I have been resisting joining the debate of Adam Kay's 'This is Going to Hurt' maternity ward black-humour drama. So many of my colleagues in the pregnancy and birth arena have aired their views and tbh I wasn't sure I had anything further to contribute that has not already impassionately been said. However I have now had so many hypnobirthing and post natal clients in clinic talk about the show with frustration and fear, that I felt it time to break my silence.
The main concerns are that it portrays an nhs maternity ward where women in labour are belittled, disempowered and treated as a number. Interestingly the maternity staff themselves are protrayed as overworked and not listened to when they are struggling. The recognition of the importance of the mental health of both has moved on considerably in the past decade, and whilst we are nowhere near where we want to be yet, I feel this drama (set in a period between 11-17 years ago!!) is taking advantage of women's vulnerability at a time when fear is already heightened by changing maternity care during the pandemic.

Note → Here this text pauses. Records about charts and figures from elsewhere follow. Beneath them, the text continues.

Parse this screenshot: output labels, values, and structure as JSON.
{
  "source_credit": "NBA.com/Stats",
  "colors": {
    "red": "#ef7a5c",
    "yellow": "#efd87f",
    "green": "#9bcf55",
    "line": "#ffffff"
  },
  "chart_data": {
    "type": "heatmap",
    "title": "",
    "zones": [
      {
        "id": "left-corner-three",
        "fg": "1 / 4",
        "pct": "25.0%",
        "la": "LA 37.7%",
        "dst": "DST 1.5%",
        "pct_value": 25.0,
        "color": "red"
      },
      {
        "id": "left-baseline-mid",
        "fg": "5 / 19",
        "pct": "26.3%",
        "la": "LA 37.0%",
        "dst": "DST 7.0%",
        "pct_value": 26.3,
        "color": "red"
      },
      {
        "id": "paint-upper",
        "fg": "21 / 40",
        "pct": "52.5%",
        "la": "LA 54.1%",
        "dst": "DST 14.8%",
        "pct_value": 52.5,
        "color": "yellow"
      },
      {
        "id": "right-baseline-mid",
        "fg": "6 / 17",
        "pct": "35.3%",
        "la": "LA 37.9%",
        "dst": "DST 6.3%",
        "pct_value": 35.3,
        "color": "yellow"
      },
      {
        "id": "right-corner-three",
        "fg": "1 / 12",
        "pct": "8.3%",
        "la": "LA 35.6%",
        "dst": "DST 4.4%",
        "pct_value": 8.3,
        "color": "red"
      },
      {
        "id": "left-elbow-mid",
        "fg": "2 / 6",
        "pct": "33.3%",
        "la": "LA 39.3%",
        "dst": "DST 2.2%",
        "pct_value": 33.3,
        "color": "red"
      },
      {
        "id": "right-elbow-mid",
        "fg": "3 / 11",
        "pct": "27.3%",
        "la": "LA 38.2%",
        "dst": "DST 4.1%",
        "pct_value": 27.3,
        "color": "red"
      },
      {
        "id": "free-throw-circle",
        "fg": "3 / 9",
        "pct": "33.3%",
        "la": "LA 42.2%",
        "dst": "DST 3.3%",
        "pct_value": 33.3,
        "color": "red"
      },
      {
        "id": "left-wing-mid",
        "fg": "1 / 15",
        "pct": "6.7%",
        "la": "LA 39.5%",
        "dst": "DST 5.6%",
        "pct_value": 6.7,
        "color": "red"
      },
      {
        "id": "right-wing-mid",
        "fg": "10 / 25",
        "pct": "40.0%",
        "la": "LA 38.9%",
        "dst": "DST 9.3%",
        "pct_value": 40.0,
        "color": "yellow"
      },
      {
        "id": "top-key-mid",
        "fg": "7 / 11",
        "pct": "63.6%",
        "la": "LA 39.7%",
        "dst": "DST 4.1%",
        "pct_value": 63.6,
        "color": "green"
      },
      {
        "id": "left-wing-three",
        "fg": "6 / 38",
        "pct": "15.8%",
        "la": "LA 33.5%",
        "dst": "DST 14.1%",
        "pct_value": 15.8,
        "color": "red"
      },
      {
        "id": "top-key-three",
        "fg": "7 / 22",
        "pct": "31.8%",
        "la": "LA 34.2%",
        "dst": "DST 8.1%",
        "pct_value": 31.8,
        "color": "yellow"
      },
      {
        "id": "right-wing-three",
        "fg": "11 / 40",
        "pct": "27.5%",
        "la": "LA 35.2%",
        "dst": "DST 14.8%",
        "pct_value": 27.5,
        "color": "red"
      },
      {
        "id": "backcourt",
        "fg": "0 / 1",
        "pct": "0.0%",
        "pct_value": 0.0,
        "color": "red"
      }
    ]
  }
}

An recent Irish study found that 37% of pregnant women had high levels and 5% had severe levels of childbirth fears.
Common broad categories of fears experienced by women are:
· safety concerns
· fear of pain in labour
· fear of the unknown
· fear of being left alone in labour
· fear for the baby's health
· lack of trust in or worries about unfriendly staff
· appearing silly and lack of involvement in decision‐making
Women need to be listened to and to be part of the decision making process throughout; their self-efficacy that they can do this built rahter than destroyed.
The following is an abstract from our 'Tokophobia and Birth Trauma' course:
Building a relationship with your midwife and obstetrician
"Talking to maternity professionals about your fears can mean you work together towards a common aim of treating tokophobia or indeed preventing it in the first place.Because of the faith women will have in their expert knowledge, birth professionals have ‘prestige suggestion’ defined as 'A persuasive message delivered by or attributed to a highly respected or admired source to maximize its credibility'. Research has measured the effect of nursing suggestions to labouring women and recommends that the conversation of the nurses be 'controlled carefully for the purpose of advancing the birth process'.
Midwives in Britain are generally very committed to empowering women, but changing language around childbirth is an evolving process-as professionals let's be an active part of this change.